Saturday, December 6, 2008

Diary of the Dead: If I'm sick of zombies, why did I watch this?

Hey, anyone who likes to complain about/defend/contemplate the writing of Mark Millar might be interested in this post on A Trout in the Milk.  It's long and meandering, as Plok(or Pillock, if that's what he's calling himself these days)'s writing often is, but it's really a pretty fascinating look at what makes Millar's work so compelling.  I would say that when Millar is good, he writes really, really enjoyable comics, but he can also make some pretty terrible ones, and the post examines why that is.  Interesting stuff.

And what the hell, how about a short movie review:

Diary of the Dead
Directed by George Romero
2008, United States



So why did I watch this again?  I don't hate the zombie genre, but with the proliferation of poor-quality zombie movies (I see tons of terrible-looking straight-to-DVD pictures on the shelves at Blockbuster), comics (can Marvel Zombies just disappear already?), books (I do want to read World War Z though), and whatnot (like this ugly bit of business) out there, I'm kind of sick of the whole thing.  But while I did hear that this movie was not very good, I still want to give George Romero a chance, since he started the whole thing.  And while it mostly lived up to its reputation, there were definitely some good moments that made it worth watching, even if it's definitely the worst of Romero's zombie pictures.

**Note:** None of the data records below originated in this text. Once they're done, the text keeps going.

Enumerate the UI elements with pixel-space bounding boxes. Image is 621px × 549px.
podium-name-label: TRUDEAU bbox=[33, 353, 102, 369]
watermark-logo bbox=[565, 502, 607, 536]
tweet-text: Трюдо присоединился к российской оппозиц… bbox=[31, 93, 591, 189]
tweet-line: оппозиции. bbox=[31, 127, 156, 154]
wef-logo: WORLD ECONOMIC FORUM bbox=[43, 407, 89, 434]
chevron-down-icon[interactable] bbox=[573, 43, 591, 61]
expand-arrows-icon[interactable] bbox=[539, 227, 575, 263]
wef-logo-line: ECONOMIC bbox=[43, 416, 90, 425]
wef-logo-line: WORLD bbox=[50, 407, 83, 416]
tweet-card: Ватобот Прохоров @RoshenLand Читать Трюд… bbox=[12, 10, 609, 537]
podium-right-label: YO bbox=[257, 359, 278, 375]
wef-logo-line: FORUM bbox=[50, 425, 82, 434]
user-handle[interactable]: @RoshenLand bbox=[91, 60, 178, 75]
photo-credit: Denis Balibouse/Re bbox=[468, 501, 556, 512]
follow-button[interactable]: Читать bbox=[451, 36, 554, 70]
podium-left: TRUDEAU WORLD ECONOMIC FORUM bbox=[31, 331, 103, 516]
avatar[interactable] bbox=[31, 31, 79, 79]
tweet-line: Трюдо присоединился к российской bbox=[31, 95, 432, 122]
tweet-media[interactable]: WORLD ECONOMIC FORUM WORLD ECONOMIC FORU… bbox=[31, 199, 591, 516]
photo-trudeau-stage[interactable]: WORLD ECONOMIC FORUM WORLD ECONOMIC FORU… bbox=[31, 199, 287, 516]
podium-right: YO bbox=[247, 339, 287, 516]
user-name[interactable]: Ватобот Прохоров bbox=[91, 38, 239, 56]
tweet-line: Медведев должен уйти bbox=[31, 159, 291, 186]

The thing with this one is that rather than making the social commentary understated, as in his previous films, this one puts it front and center, not only having characters obviously discuss the themes of a media-saturated culture and the distancing effect of being behind a camera or staring at a TV or computer monitor, but even calling extra attention to itself by having an obnoxious voiceover explain those themes to us again repeatedly throughout the film.  The conceit here, taking a page from movies like The Blair Witch Project or Cloverfield, is that some film school students are shooting a movie during the outbreak of the zombie apocalypse, and the director decides that it's important to keep filming and documenting everything that is happening, so what we see throughout the movie is everything that was recorded by the cameras.  His girlfriend is the one who ends up putting the whole thing together at the end (as she informs us at the beginning), so she's the one responsible for the egregious voiceover ranting and tiresome montages editing together scenes of real-life violence that show us how desensitized we are to everything around us because we're so steeped in media.  Or something like that; it gets so tiresome, by the end of the movie I was kind of tuning out whenever she started talking.

But the thing is, as stupid as this is, it kind of works as a parody of pretentious student films, and the way college-age kids think their philosophizing is so important, man.  It even works in the context of the film; when the students argue about the camera being on and how fucked up everything is, it sounds like the real conversations that kind of people would have.  Even their professor who tags along fits the bill; he's used to students listening attentively as he natters on about dumb academic subjects.  It would work better if these people were better actors, but it's still not a bad inherent concept.  The problem is that it gets deathly boring; if it seemed a bit more knowing about its own pretentiousness, I might be more inclined to give it a pass, but as it is, the film seems to take itself at face value, making for a blurry-eyed night after all the eye-rolling that takes place.

Still, there are some nice Romero moments, like when the kids encounter an Amish deaf man who blows up some zombies with a stick of dynamite and stands there holding a sign that says "I'm Samuel, hello" while body parts rain down on him.  Or a gruesome death involving hydrochloric acid; that was pretty cool.  I could have done without the meta-commentary about how zombies should move slow though; that sort of thing should really stay on message boards.

So, yeah, if you've heard that the movie isn't very good, you heard right.  But if you like Romero, it's worth checking out with the knowledge that there are some good moments sprinkled in here and there amidst the pretentiousness.  Just don't expect another Dawn of the Dead, and you'll be all right.